21. En résumé, le règlement antidumping prévoit déjà des circonstances exceptionnelles, ce que la pandémie de COVID-19 est certainement, et permet à la Commission de prolonger les délais dans ce contexte. Toutefois, la loi applicable dispose également que ces prolongations doivent tenir «dûment compte» des délais (pour mener et mener à bien) l’enquête.

Sur la question de savoir si la Commission a adopté des mesures appropriées en réponse à la crise de la COVID-19 dans le cadre de procédures antidumping

22. Le 16 mars 2020, la Commission a publié un avis sur les conséquences de la pandémie de COVID-19 sur les enquêtes antidumping et antisubventions (ci-après l’« avis COVID-19 »).  La communication sur la COVID-19 indique, dans ses parties pertinentes (soulignement ajouté):

  •  «Les producteurs-exportateurset les autres parties situées dans des zones touchées par la COVID-19 peuvent faire l’objet de mesures de sécurité empêchant ou limitant leur capacité à mener des activités commerciales pendant de longues périodes. Cela peut avoir une incidence sur la capacité des parties à répondre dans les délais aux questionnaires et autres demandes de renseignements envoyés au cours des enquêtes en matière de défense commerciale.
  • « Étant donné que la pandémie de COVID-19 est un événement imprévu constituant un cas de force majeure susceptible d’empêcher les entités économiques touchées de respecter les délais applicables pour la présentation des informations, une prolongation de sept jours peut être accordée.»
  • «les opérateurs économiques situés dans des régions particulièrement touchées par la pandémie de COVID-19 peuvent faire l’objet de mesures de sécurité substantielles supplémentaires qui entravent leur capacité à répondre aux demandes de la Commission, telles que des périodes de quarantaine et/ou des fermetures d’usines obligatoires. Dans de tels cas extraordinaires, la Commission peut exceptionnellement décider de prolonger le délai au-delà du délai de sept jours.»
  • «si ces prolongations plus longues pour cas de force majeure ou ces mesures de sécurité supplémentaires risquent de compromettre la conclusion en temps utile de l’enquête, la Commission peut rejeter les demandes de prolongation ou raccourcir le délai accordé».

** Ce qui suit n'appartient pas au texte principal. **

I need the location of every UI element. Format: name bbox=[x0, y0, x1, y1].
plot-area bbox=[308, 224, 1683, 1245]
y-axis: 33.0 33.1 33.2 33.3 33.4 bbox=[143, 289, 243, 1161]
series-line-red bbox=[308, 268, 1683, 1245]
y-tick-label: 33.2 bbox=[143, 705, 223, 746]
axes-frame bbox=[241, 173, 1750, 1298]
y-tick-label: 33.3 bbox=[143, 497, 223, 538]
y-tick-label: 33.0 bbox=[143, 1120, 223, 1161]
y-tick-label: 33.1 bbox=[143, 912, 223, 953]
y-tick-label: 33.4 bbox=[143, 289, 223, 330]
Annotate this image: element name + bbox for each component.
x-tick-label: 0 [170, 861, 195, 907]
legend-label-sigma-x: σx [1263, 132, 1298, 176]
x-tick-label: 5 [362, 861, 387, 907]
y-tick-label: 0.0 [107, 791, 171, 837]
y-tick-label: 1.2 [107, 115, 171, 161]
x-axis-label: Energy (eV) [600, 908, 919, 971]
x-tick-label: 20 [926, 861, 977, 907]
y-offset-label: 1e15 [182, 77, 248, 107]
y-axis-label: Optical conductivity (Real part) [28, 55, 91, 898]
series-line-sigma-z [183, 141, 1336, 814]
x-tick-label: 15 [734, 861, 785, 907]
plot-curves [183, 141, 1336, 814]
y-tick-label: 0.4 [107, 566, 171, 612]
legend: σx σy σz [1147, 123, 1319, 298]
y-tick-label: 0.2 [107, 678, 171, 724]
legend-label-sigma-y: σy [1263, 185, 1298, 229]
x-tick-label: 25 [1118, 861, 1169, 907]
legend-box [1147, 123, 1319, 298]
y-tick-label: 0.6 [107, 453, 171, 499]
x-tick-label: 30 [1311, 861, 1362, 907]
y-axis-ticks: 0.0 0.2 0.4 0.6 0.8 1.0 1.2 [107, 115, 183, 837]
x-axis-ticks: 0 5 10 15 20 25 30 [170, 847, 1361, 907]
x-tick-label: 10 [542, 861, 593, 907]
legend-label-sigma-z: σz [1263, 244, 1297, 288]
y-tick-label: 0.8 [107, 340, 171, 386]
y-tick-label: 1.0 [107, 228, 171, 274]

23. La Médiatrice a constaté que l’avis COVID-19 concilie les effets sur les parties intéressées d’un «événement imprévu constituant un cas de force majeure» avec l’obligation légale de conclure les enquêtes antidumping dans un délai de 14 mois à compter de l’ouverture de l’enquête.

24. Son avis préliminaire était donc que la Commission, en adoptant la communication sur la COVID-19, a répondu de manière appropriée aux défis particuliers posés par la crise de la COVID-19.

25. En ce qui concerne la question de savoir si la Commission a agi conformément à la communication sur la COVID-19 en l’espèce, la Médiatrice a noté que la communication prévoit une prolongation de sept jours et, exceptionnellement, la possibilité de prolonger le délai au-delà de sept jours pour les «opérateurséconomiques situés dans des régions particulièrement touchées par la pandémie de COVID-19». L’avis indique également que «sices prolongations plus longues en raison d’un cas de force majeure ou de mesures de sécurité supplémentaires risquent de compromettre la conclusion en temps utile de l’enquête, la Commission peut rejeter les demandes de prolongation ou raccourcir le délai accordé d.».

26. La Commission a accordé au plaignant un délai supplémentaire de 17 jourspour répondre au questionnaire. La Commission a également accepté la demande du plaignant de reprogrammer l’audition. Le 8 avril 2020, la Commission a rejeté toute nouvelle prorogation. Ce faisant, elle a expliqué qu’elle ne pouvait pas accorder de nouvelles prorogations, compte tenu des délais légaux fixés dans le règlement antidumping de base.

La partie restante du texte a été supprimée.